Bir gün ofise geldiğinde yüreğindeki tedirginlik yüzünden okunuyordu. Prof. Dr. Hasan Bahar Hoca’nın kendisini Uluslararası Kilistra Sempozyumuna davet etmesinden rahatsızlık duymuştu. Onca profesörün, yabancı ilim adamının arasında kendisinin aykırı duracağından endişe ediyordu. Nasıl hazırlanması gerektiği hususunda detaylıca konuştuk ve “Bu sempozyumun yıldızı sen olacaksın” dedik. Yalan da hilaf da yok; aynen öyle oldu ve Kapanış Bildirgesinin okunduğu son oturumda bütün katılımcılar ilkokul mezun İsmail Detseli’ye hususen teşekkür etti.

Detseli’nin Memleket gazetesinde yayımlanan yazılarından oluşan Hatırla Ey Şehir adlı ikinci kitabı edebiyat dünyamız için büyük bir kazanç oldu. Unutulmaya yüz tutan yakın tarih Konya’sına ait bazı gelenek ve görenekleri günümüze taşıyan bu kitap kamuoyunda bir ilgi ve takdir uyandırdı.

Yazıları bir dönem yeni Konya’da da yayımlanan Detseli ile gerek Türkiye Yazarlar Birliği, gerek Aydınlar Ocağı ve Selçukya Kültür Sanat Derneği’nin kültürel faaliyetlerinde her daim beraberdik ve bu birlikteliğimizi Yenigün gazetesine de taşıyarak yol arkadaşlığımızı anlamlandırdık.
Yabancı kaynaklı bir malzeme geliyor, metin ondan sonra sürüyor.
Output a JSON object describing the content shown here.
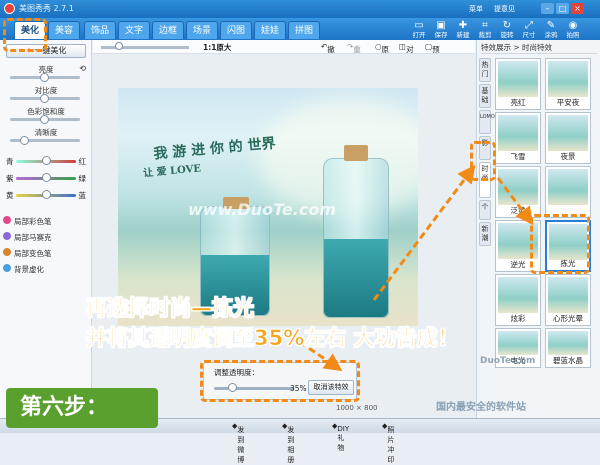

Uzun zamandır Konya masalları üzerine titiz bir çalışma yürütüyordu. Bu sırada Konya Büyükşehir Belediyesi’nin hazırladığı Bana Konya’yı Anlat Hatırat Serisi için de kapsamlı bir röportaj verdi. Böylece hem Hayat Öyküleri hem de Konya Masalları iki koldan iki ayrı kitap olarak hazırlandı.

Büyükşehir’in Hatırat Serisinde Hakkı Biçer’in kaleminden sekizinci eser olarak basımı yapılan kitapta İsmail Detseli çocukluk yıllarından itibaren yaşadığı, gördüğü Konya’ya dair neredeyse her şeyi tafsilatıyla anlatırken İzmir ve İstanbul’da yaşadığı gurbet yıllarını da kayda geçirmeyi ihmal etmemiş.

Hayat Öyküleriyle İsmail Detseli’yi okunacak kitaplar arasında öncelik sırasına almıştık ki üzerinde çalıştığı ve Konya Masallarını derlediği Biz Çıkalım Kerevetine adlı kitabı da Karatay Belediyesi yayını olarak Konya kültürüne armağan edildi. E yani İsmail Ağabey; senden başkasını okumayalım mı?

Devlete olan hizmetini tamam edip emekliye ayrıldıktan sonra, üzerine bir emeklilik daha hak edecek kadar zamanı Konya kültürüyle hemhal olarak değerlendiren ve kaleme aldığı eserlerle Konya folklorunun kaynak kişilerinden bir olma vasfına eren İsmail Detseli yetmiş beş yılı devirdiği şu günlerde kültür dünyamızda takdiri en fazla hak edenlerin başında geliyor. Ve elbette Hatırat Serisine önem ve emek veren Konya Büyükşehir Belediyesi ile kültürel yayın ve faaliyetlere öncelik tanıyan Karatay Belediyesi de teşekkür ve takdiri hak ediyor.